Scholarship has recently unearthed production ledgers cataloguing the film’s budget: £1,050, a fortune for local producers. Box-office returns tripled the investment, proving to sceptical exhibitors that Australian stories could rival imported Yankee fare. The success catalysed the Commonwealth’s first sustained film boom—until moral panic and censorship regimes shuttered bushranger narratives, diverting talent toward safer bush comedies and pastoral romances.

Restoration efforts continue. The National Film and Sound Archive has pieced together a 17-minute composite from five international archives, tinting scenes per 1906 exhibition norms: amber for daylight, cyan for night, rose for interiors. Digital re-gradation stabilises the herky-jerky motion without smoothing the artisanal texture; every fleck of emulsion dust remains like fly-spots on a bushranger’s coat. Paired with a newly commissioned score blending Irish fiddle and Aboriginal percussion, the reconstruction premiered at Cannes Classics, earning a five-minute standing ovation—testament to the film’s uncanny afterlife.

Viewing strategies matter. Modern audiences reared on talkie exposition may find the pantomime broad. Resist the urge to read intertitles literally; instead, treat them as haiku-like punctuations. Note how bodies occupy negative space, how horses bisect horizons, how smoke curls perform a Morse code of doom. The film rewards a contemplative gaze—one attuned to the same visual literacy cinephiles bring to Mesék az írógépröl.

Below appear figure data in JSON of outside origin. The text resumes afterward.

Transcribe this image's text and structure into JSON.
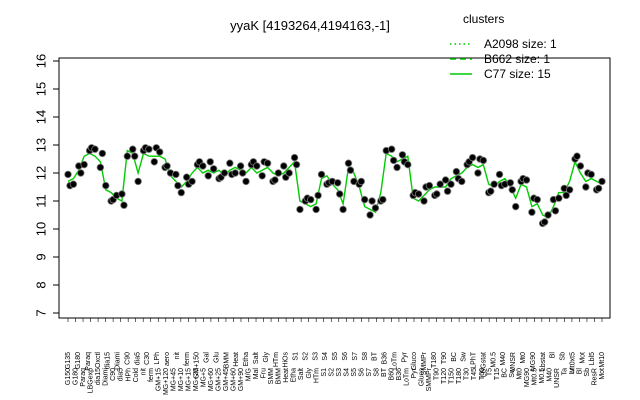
{
  "chart_data": {
    "type": "line",
    "title": "yyaK [4193264,4194163,-1]",
    "xlabel": "",
    "ylabel": "",
    "ylim": [
      7,
      16
    ],
    "yticks": [
      7,
      8,
      9,
      10,
      11,
      12,
      13,
      14,
      15,
      16
    ],
    "grid": false,
    "legend": {
      "title": "clusters",
      "placement": "top-right",
      "entries": [
        {
          "label": "A2098 size: 1",
          "style": "dotted",
          "color": "#00cc00"
        },
        {
          "label": "B662 size: 1",
          "style": "dashed",
          "color": "#00cc00"
        },
        {
          "label": "C77 size: 15",
          "style": "solid",
          "color": "#00cc00"
        }
      ]
    },
    "x_tick_labels": {
      "row1": [
        "G150",
        "G180",
        "Paraq",
        "LBGexp",
        "dia15",
        "Diami",
        "C90",
        "dia5",
        "HPh",
        "Cold",
        "nit",
        "ferm",
        "GM+15",
        "MG+120",
        "MG+45",
        "MG+10",
        "MG+15",
        "MG+25",
        "MG+5",
        "MG+60",
        "GM+25",
        "GM+45",
        "GM+60",
        "GM+90",
        "M/G",
        "Mal",
        "Fru",
        "SMM",
        "BMM",
        "Heat",
        "Etha",
        "Salt",
        "Gly",
        "HTm",
        "S1",
        "S2",
        "S3",
        "S4",
        "S5",
        "S6",
        "S7",
        "S8",
        "BT",
        "B60",
        "B36",
        "LoTm",
        "Pyr",
        "Gluco",
        "SMMPr",
        "T90",
        "T120",
        "T150",
        "T180",
        "T30",
        "T45",
        "T60",
        "T5",
        "T15",
        "BC",
        "Sw",
        "Mt0",
        "MG90",
        "Mt0.5",
        "M0.5",
        "M40",
        "UNSR",
        "Ta",
        "Lr",
        "Bl",
        "Sb",
        "ResR",
        "Mot"
      ],
      "row2": [
        "G135",
        "G180",
        "Paraq",
        "Oxctl",
        "dia15",
        "Diami",
        "C90",
        "dia5",
        "C30",
        "LPh",
        "aero",
        "nit",
        "ferm",
        "GM+150",
        "Gal",
        "Glu",
        "BMM",
        "Heat",
        "Etha",
        "Salt",
        "Gly",
        "HTm",
        "HiOs",
        "S1",
        "S2",
        "S3",
        "S4",
        "S5",
        "S6",
        "S7",
        "S8",
        "BT",
        "B36",
        "LoTm",
        "Pyr",
        "Gluco",
        "SMMPr",
        "T180",
        "T90",
        "BC",
        "Sw",
        "LPhT",
        "LBGstat",
        "M0.5",
        "M40",
        "UNSR",
        "Mt0",
        "MG90",
        "Lbstat",
        "Bl",
        "Sb",
        "Mt0xt5",
        "Mot",
        "Lbl5",
        "Mt10"
      ]
    },
    "series": [
      {
        "style": "solid",
        "color": "#00cc00",
        "values": [
          11.7,
          11.8,
          12.1,
          12.6,
          12.7,
          12.6,
          12.4,
          11.4,
          11.3,
          11.1,
          11.0,
          12.8,
          12.7,
          12.0,
          12.7,
          12.6,
          12.6,
          12.6,
          12.5,
          11.9,
          11.7,
          11.5,
          11.7,
          12.0,
          12.2,
          12.0,
          12.1,
          12.0,
          12.1,
          11.9,
          12.1,
          12.2,
          12.1,
          12.0,
          12.2,
          12.0,
          12.1,
          12.2,
          12.0,
          11.9,
          12.0,
          12.2,
          12.4,
          11.0,
          10.9,
          10.8,
          10.9,
          11.8,
          11.9,
          11.6,
          11.4,
          10.9,
          12.2,
          12.0,
          11.5,
          10.8,
          10.7,
          10.6,
          11.3,
          12.7,
          12.6,
          12.4,
          12.5,
          12.6,
          11.1,
          11.0,
          11.2,
          11.4,
          11.5,
          11.5,
          11.5,
          11.8,
          11.9,
          12.0,
          12.2,
          12.3,
          12.2,
          12.3,
          11.6,
          11.5,
          11.7,
          11.8,
          11.5,
          11.1,
          11.6,
          11.5,
          10.8,
          10.9,
          10.5,
          10.4,
          10.8,
          11.3,
          11.3,
          11.7,
          12.4,
          12.0,
          11.7,
          11.8,
          11.7,
          11.6
        ]
      }
    ],
    "points_per_category": 3
  }
}
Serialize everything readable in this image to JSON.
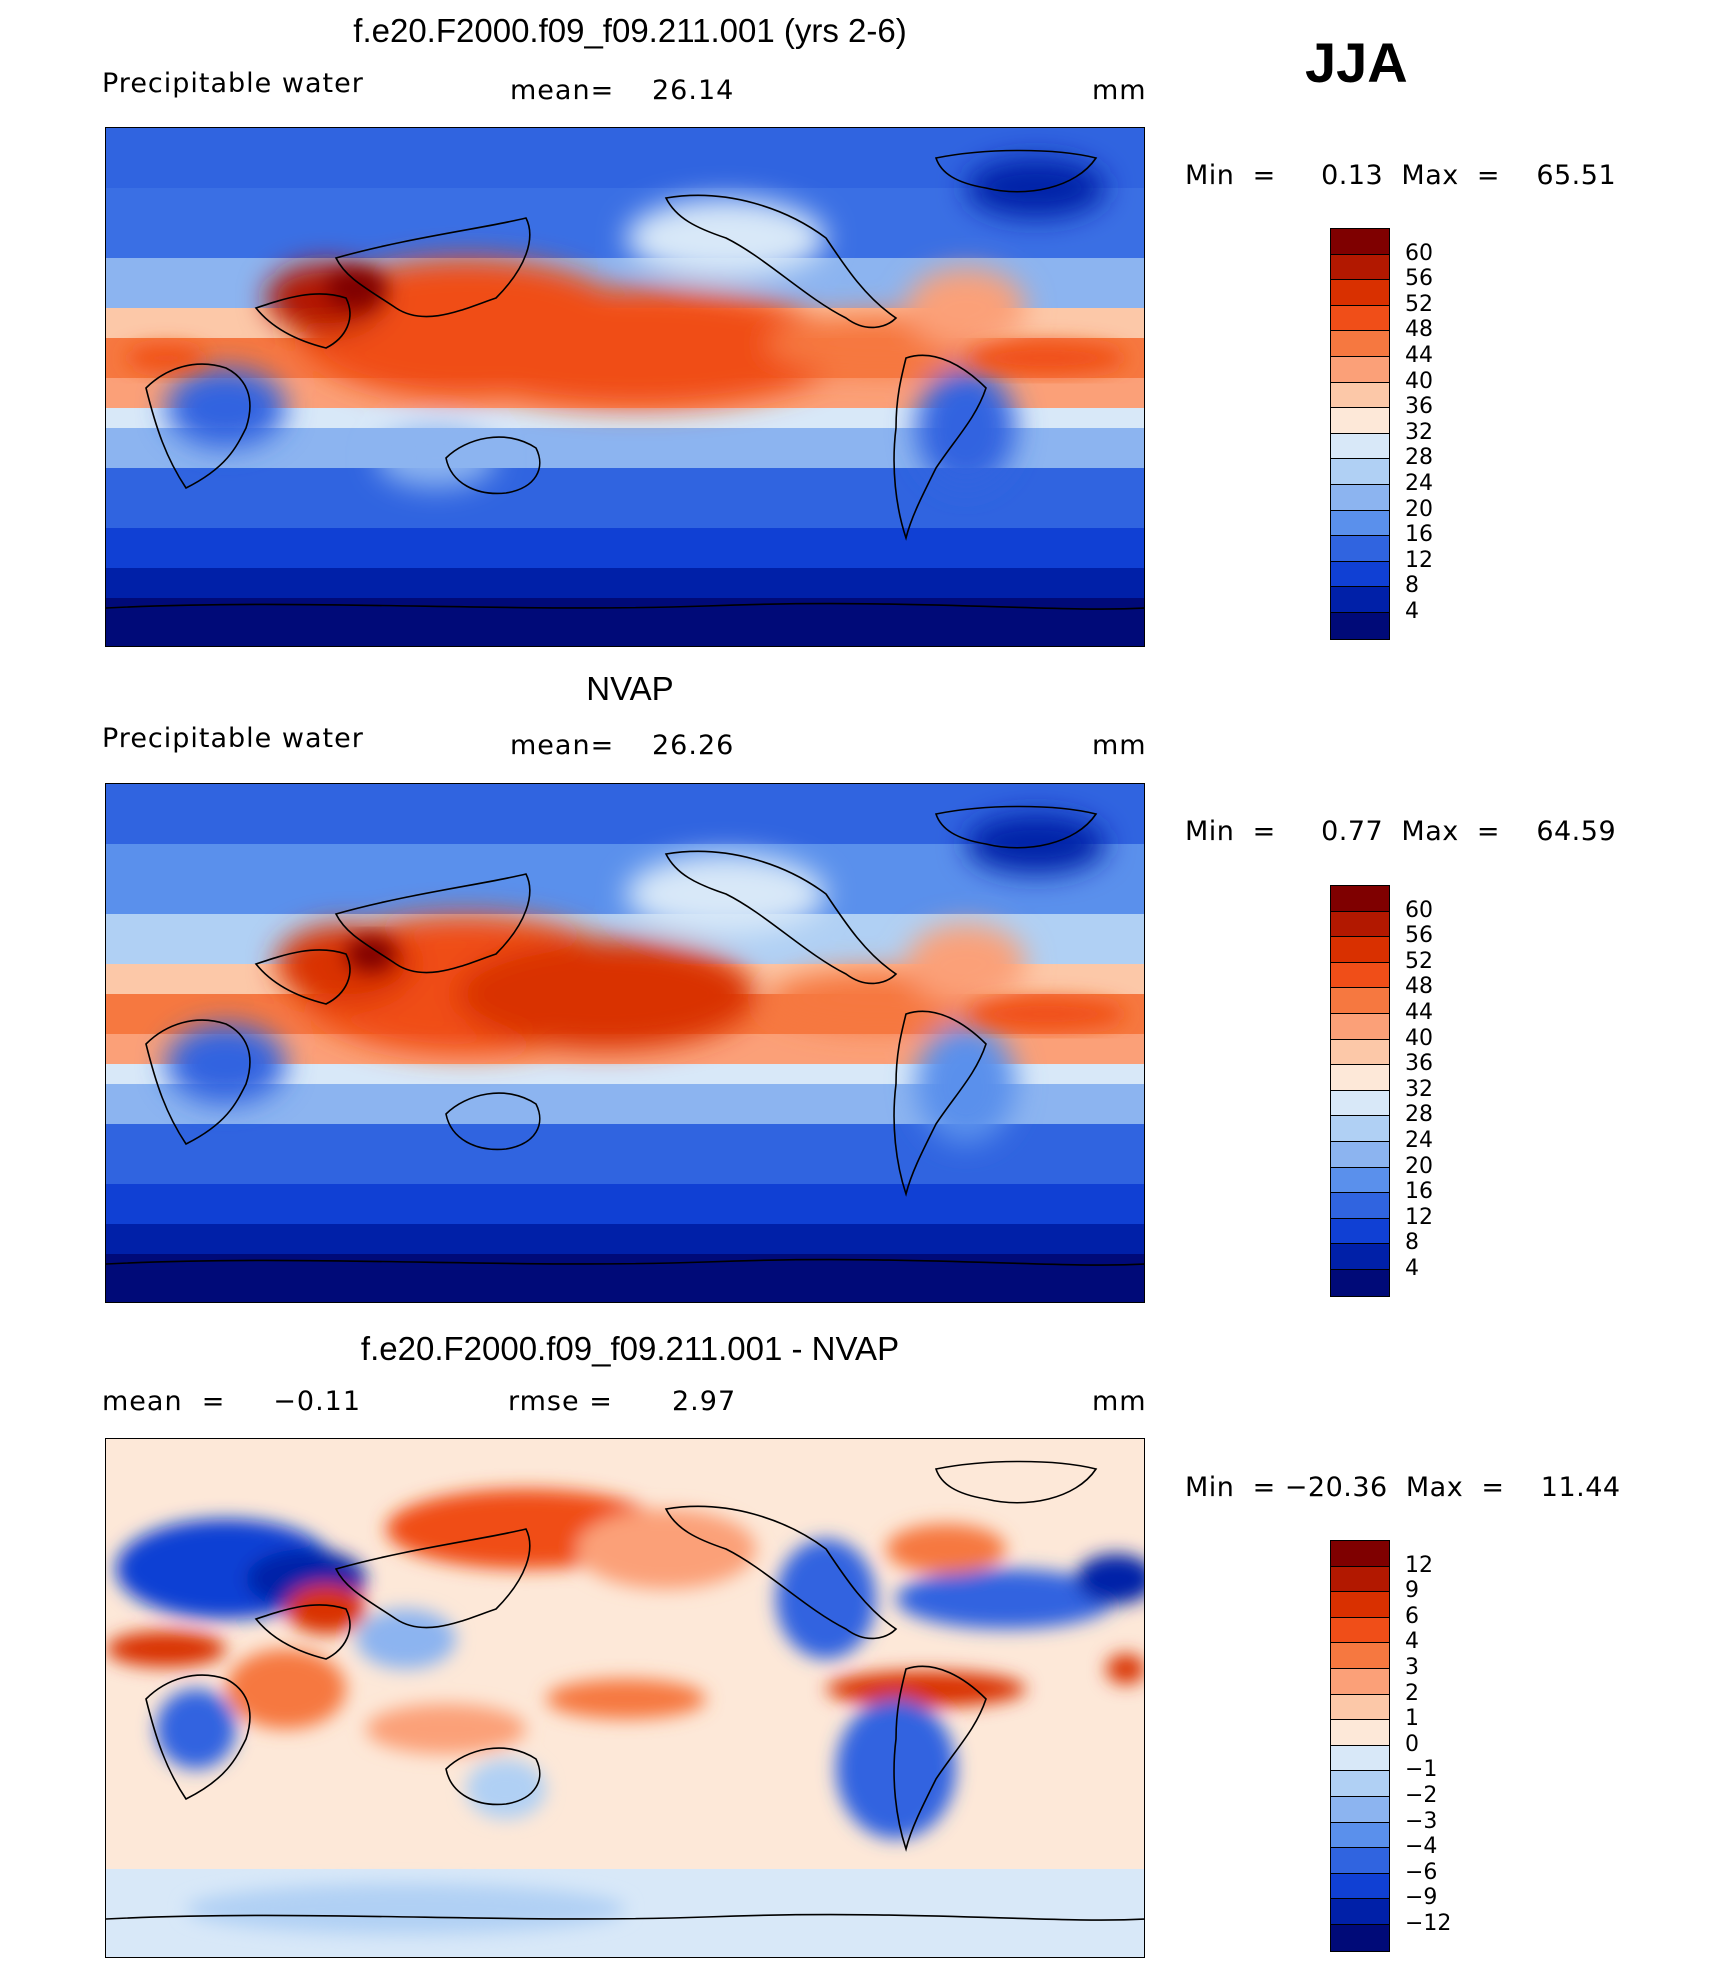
{
  "season": "JJA",
  "panels": [
    {
      "title": "f.e20.F2000.f09_f09.211.001 (yrs 2-6)",
      "left_label": "Precipitable  water",
      "stat_label": "mean=",
      "stat_value": "26.14",
      "units": "mm",
      "min_label": "Min  =     0.13  Max  =    65.51",
      "colorbar_ticks": [
        "60",
        "56",
        "52",
        "48",
        "44",
        "40",
        "36",
        "32",
        "28",
        "24",
        "20",
        "16",
        "12",
        "8",
        "4"
      ],
      "colors": [
        "#7f0000",
        "#b21800",
        "#d93000",
        "#f04e18",
        "#f67840",
        "#fba078",
        "#fcc8a8",
        "#fde8d8",
        "#d8e8f8",
        "#b0d0f4",
        "#8cb4f0",
        "#5a90ec",
        "#3064e0",
        "#1040d4",
        "#0020a8",
        "#000a78"
      ]
    },
    {
      "title": "NVAP",
      "left_label": "Precipitable  water",
      "stat_label": "mean=",
      "stat_value": "26.26",
      "units": "mm",
      "min_label": "Min  =     0.77  Max  =    64.59",
      "colorbar_ticks": [
        "60",
        "56",
        "52",
        "48",
        "44",
        "40",
        "36",
        "32",
        "28",
        "24",
        "20",
        "16",
        "12",
        "8",
        "4"
      ],
      "colors": [
        "#7f0000",
        "#b21800",
        "#d93000",
        "#f04e18",
        "#f67840",
        "#fba078",
        "#fcc8a8",
        "#fde8d8",
        "#d8e8f8",
        "#b0d0f4",
        "#8cb4f0",
        "#5a90ec",
        "#3064e0",
        "#1040d4",
        "#0020a8",
        "#000a78"
      ]
    },
    {
      "title": "f.e20.F2000.f09_f09.211.001 - NVAP",
      "left_label": "mean  =     −0.11",
      "stat_label": "rmse  =",
      "stat_value": "2.97",
      "units": "mm",
      "min_label": "Min  = −20.36  Max  =    11.44",
      "colorbar_ticks": [
        "12",
        "9",
        "6",
        "4",
        "3",
        "2",
        "1",
        "0",
        "−1",
        "−2",
        "−3",
        "−4",
        "−6",
        "−9",
        "−12"
      ],
      "colors": [
        "#7f0000",
        "#b21800",
        "#d93000",
        "#f04e18",
        "#f67840",
        "#fba078",
        "#fcc8a8",
        "#fde8d8",
        "#d8e8f8",
        "#b0d0f4",
        "#8cb4f0",
        "#5a90ec",
        "#3064e0",
        "#1040d4",
        "#0020a8",
        "#000a78"
      ]
    }
  ]
}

Ultimately, The Kelly Gang endures because it is both artifact and prophecy—a celluloid relic that foresaw the symbiosis of media and myth-making. In a digital age where TikTok videos mint legends overnight, Ned’s iron helmet remains an avatar of resistance against institutional erasure. To watch the film is to witness the instant Australia discovered its reflection could be projected, distorted, and yet unmistakably its own. And as the final shot lingers—armoured silhouette against dawn’s first blush—we sense the camera not merely recording history but igniting it, leaving us, like colonial audiences, to rub our eyes and wonder whether the bush still smoulders beyond the theatre walls.